Murphy asked whether she kept a notebook to jot down ideas she comes across, things she hears. She said she does this a bit, but wishes she did notebooks as well as Helen Garner. Mentioning the notebook excerpts in Garner’s latest book, Everywhere I look (my review), she said she admires “the precision of her [Garner’s] observations”.
Plausibility in fiction
Early in the conversation, Wood referred to some readers questioning plausibility in the book. I followed this up at question-time, as it was an issue in my reading group. I loved her answer because – as you regular readers here will see – it concurred with my views!

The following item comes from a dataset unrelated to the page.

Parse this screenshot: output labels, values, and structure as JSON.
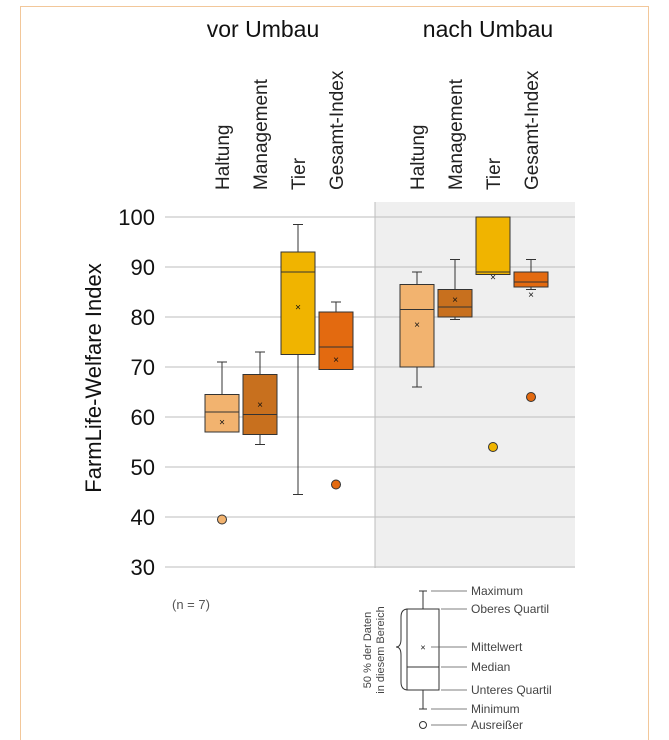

She said it depends, partly, on the sort of novel you’re writing. She wanted this novel to be strange and weird. Her usual benchmark is to ask what she herself would believe. Her question for readers is: “Are you going with it. If you start worrying about factual details, you risk missing out on what’s true.” Yes! So, in this book, in particular, she didn’t “care” much about plausibility. Her next book is more realist so the facts will matter more, but I got the sense that fundamentally she focuses more on what she is trying to do, to say, than on getting all the facts right.
There was more, but I’ll leave it here on my question – and conclude by saying that Wood came across as warm, natural (!), thoughtful, and openly sharing of herself. This made it a most enjoyable event – the hour went way too fast.